New Menil Drawing Institute exhibit explores travel, tall tales
Fanciful work of the late artist Joseph E. Yoakum captures images from around the world — mostly in ballpoint, fountain or felt-tip pen
E. Yoakum is proof that it’s never too late to try something new.
The late artist began drawing landscapes at age 71. He had no formal training. By the time of his death in 1972, he’d drawn more than 2,000 works — mostly in ballpoint, fountain or felttip pen.
Now through August, “Joseph E. Yoakum: What I Saw” at the Menil Collection’s Menil Drawing Institute showcases 86 of his drawings. Curator Edouard Kopp combed through hundreds of Yoakum’s works, including some from private collections, with colleagues at the Art Institute of Chicago and Museum of Modern Art to organize the exhibition. It’s the first major museum retrospective in more than 25 years.
Kopp says “What I Saw” shows Yoakum’s range. His raw talent and travels are on full display.
“The idea was to show someone who didn’t know anything about Yoakum a good idea of who he was,” Kopp explains.
Yoakum was a man of many monikers. He’s been described as an “artist’s artist” and a creator of “naive art.” The latter is defined by the Tate Modern as art that is simple, unaffected, unsophisticated.
There’s no question that Yoakum was untrained. His foray into art was more of a divine calling.
Following a medical incident, Yoakum was inspired by a dream to pick up the pen. As a deeply spiritual Christian Scientist, there’s speculation he felt a need to give back after surviving his health scare. So for 10 years, he drew nearly every day.
Yoakum was born in Missouri during the Jim Crow era. He’s of dual heritage: African American and Native American. It’s been suggested that he was “culturally adrift.” This might explain why, as a young boy, he ran away and joined the circus for several years. Kopp says that Yoakum at one point worked as a valet for John Ringling of Ringling Bros. fame.
Yoakum also served in
France during World War I. Today, we might say he had wanderlust. Those early, formative experiences led Yoakum to later claim he’d visited all the continents except Antarctica, which he drew nonetheless.
There’s no way to know for sure. He was also a man of tall tales. His landscapes aren’t exactly accurate and neither are his elaborate inscriptions handwritten in cursive. But they are charming. Kopp says Yoakum had a playful sense of humor.
“If you take a few steps back from most of his drawings you can see a face,” Kopp shares. “Once you see them they’re hard to unsee.”
Legend has it that whenever Yoakum’s admirers asked if the faces in his work were intentional, he never gave a straight answer.
He was also a gifted colorist. His use of color — usually pastel pencils and the occasional watercolor — revealed dazzling and otherworldly shapes, though it always came second.
In Yoakum land, lines are the main attraction.
Kopp suspects Yoakum was a lonely man. He drew roughly 200 works annually, though no one on record ever saw him at work. His drawings are exJoseph tremely labor-intensive — there are no uncovered areas on his sheets.

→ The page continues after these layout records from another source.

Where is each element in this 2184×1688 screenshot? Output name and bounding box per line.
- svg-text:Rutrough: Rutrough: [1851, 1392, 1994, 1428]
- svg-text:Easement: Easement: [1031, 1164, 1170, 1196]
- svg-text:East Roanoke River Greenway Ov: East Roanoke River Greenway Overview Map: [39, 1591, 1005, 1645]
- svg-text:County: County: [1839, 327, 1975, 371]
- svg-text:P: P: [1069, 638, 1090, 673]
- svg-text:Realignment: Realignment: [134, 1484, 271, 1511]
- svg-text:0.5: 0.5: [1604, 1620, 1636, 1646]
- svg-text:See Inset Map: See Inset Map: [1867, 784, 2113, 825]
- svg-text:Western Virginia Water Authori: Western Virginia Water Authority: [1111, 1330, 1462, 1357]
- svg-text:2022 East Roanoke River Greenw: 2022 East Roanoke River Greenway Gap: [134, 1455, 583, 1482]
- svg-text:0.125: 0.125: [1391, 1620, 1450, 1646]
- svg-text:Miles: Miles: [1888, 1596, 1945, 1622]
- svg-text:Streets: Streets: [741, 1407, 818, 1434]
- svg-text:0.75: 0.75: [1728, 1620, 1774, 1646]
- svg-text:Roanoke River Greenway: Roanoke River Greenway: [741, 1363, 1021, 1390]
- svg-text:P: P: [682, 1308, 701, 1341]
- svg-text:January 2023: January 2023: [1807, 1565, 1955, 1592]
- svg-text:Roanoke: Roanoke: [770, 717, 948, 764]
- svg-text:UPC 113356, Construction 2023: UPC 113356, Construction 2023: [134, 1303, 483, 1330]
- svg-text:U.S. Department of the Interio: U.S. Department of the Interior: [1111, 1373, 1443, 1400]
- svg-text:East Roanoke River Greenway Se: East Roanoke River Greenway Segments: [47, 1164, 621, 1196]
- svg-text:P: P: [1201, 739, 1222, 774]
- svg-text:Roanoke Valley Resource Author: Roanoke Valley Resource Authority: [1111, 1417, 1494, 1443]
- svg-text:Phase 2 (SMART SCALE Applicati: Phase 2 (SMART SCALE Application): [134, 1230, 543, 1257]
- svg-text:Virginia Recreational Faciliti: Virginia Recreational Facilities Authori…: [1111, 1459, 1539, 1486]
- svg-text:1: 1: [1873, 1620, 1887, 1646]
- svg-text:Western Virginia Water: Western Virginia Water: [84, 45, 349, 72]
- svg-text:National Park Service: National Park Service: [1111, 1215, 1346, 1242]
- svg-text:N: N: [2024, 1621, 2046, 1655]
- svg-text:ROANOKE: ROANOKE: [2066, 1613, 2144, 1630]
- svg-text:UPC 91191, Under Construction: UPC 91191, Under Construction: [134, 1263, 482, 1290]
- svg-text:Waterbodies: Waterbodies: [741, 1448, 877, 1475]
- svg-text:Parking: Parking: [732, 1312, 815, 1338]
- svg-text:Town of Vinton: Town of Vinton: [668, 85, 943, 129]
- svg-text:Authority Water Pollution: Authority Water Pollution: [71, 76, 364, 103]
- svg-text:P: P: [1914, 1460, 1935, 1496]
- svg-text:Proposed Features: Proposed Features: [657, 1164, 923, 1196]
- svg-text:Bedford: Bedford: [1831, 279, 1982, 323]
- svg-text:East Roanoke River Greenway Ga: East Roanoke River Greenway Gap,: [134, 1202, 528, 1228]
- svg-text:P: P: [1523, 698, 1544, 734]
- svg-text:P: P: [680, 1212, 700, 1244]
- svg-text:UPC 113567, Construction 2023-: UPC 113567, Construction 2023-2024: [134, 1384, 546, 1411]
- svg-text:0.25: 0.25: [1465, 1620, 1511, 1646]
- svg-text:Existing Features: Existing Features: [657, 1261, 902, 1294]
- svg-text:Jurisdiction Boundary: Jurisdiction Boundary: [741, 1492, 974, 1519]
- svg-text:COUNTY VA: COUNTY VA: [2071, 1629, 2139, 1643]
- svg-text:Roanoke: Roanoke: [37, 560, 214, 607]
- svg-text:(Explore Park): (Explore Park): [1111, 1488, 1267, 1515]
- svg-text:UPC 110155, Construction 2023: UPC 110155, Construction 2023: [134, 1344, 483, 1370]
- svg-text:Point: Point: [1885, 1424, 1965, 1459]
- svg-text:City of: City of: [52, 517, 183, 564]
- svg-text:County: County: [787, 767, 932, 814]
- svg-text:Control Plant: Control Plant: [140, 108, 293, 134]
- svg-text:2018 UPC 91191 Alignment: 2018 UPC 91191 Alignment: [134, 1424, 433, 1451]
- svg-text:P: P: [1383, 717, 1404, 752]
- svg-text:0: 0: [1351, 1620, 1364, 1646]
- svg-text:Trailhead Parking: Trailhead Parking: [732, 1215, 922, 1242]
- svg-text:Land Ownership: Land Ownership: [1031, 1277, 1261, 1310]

There are very few humans either. He preferred unspoiled patches of country. “Landscapes are really what excites him,” Kopp says.
One gallery in “What I Saw” is dedicated to various modes of transportation. Trains, boats and UFOs are all depicted.
Sometimes nature is angry, as in “Crater Head Mtns of Honolula Hawaiia” (stamped Nov. 24, 1969) or “A Cyclone in Action at Iola Kansas in Year of 1920” (1969). Mostly, Earth is shown showing off. Some of Yoakum’s most recognizable works are of sunsets — “Mt Baykal of Yablonvy Mtn Range near Ulan-Ude near Lake Baykal of Lower Siberia Russia E Asia” (1969) and “Waianae Mtn Range Entrance to Pearl Harbor and Honolulu Oahu of Hawaiian Islands” (1968) — rainbows, “Mt Atzmon on Border of Lebanon and Palestine SE.A.,”
(1968).
A glass case containing a quartet of sketchbooks is worth a long look.
The late artist has certainly experienced a resurgence in popularity. Fashion designer Lemaire created a special capsule collection of Yoakum’s prints for spring/summer 2022. T-shirt dresses and men’s shirts currently retail for nearly
$2,000 at Nordstrom and Bergdorf Goodman.
A trip to the Menil Drawing Institute is free, though the desire to wear a Yoakum landscape is understandable.
Kopp says his goal for “What I Saw” is to make Yoakum’s work even more recognizable. He was appreciated in his time and fairly well-known considering his short, albeit meteoric 10-year career. Fans often gathered at his storefront studio on Chicago’s South Side.
“He didn’t have shows, per se, but he certainly made it,” Kopp says. “After this exhibition he’ll be more well-known. As he should be.”